Ironically, another arbitrary line, which divides white Hispanic from other white people in American culture, clouds the true history of Mexico.  Before the Spanish colonized Mexico, all of the people living there were Native Americans.  Now, many people living in Mexico are mixed-race, and whiter people are associated with the colonists who corrupted Mexican culture.  The main character is one of these whiter people.  This explains his separation from Mexican culture, and the life-changing experience of being switched off, and then switched on again, seeing the world anew.  He realizes that his father's activism, which he once thought stupid, was in attempt to save Mexico from becoming a zombie-like supplier of drugs and cheap goods to the United States.  As the people in Aztechs are highly advanced with regards to technology and business practice, the elements holding back the evolution of Mexican culture are crime and racism imparted through the mass media.

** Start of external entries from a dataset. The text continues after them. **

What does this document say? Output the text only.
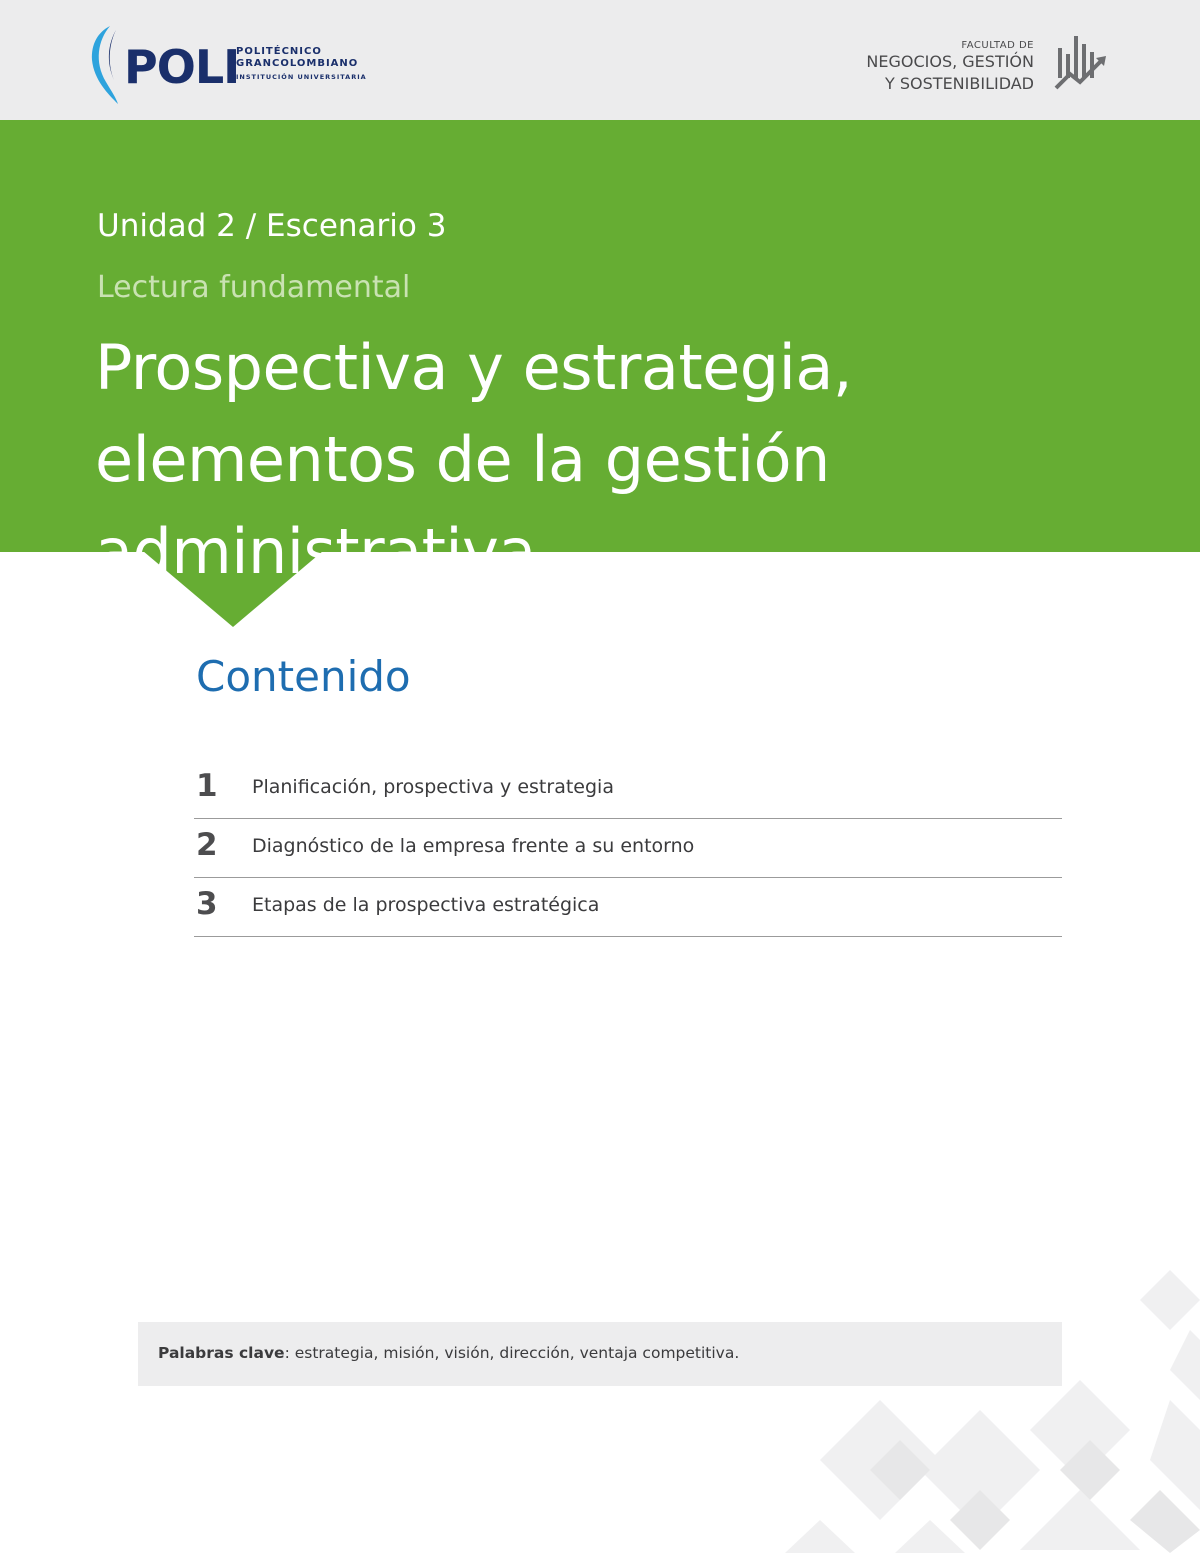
POLI
POLITÉCNICO
GRANCOLOMBIANO
INSTITUCIÓN UNIVERSITARIA
FACULTAD DE
NEGOCIOS, GESTIÓN
Y SOSTENIBILIDAD
Unidad 2 / Escenario 3
Lectura fundamental
Prospectiva y estrategia, elementos de la gestión administrativa
Contenido
1 Planificación, prospectiva y estrategia
2 Diagnóstico de la empresa frente a su entorno
3 Etapas de la prospectiva estratégica
Palabras clave: estrategia, misión, visión, dirección, ventaja competitiva.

  • man who runs a security company gets a new contract
  • he and a partner go to a militarized compound with the employers and they are attacked
  • his partner goes rogue as they escape
  • they take the employer to an indian village with a magical pyramid
  • a machine that has been following the party kills the rogue operative, and transports the rest of the people into the pyramid
  • the main character awakens at the end of a successful mission

Shepard, Lucius. Aztechs. Burton, MI: Subterranean, 2003. Print.
Book about appreciating one's father and the forces working against Mexico.
NOTE
Understand that this may not be a perfect analysis.  I'm not Mexican, so my lack of personal investment and knowledge in the subject may detract from my ability to give a good analysis.  Quit bitching, I'm doing this for free.  Read it or don't read it, care or don't care.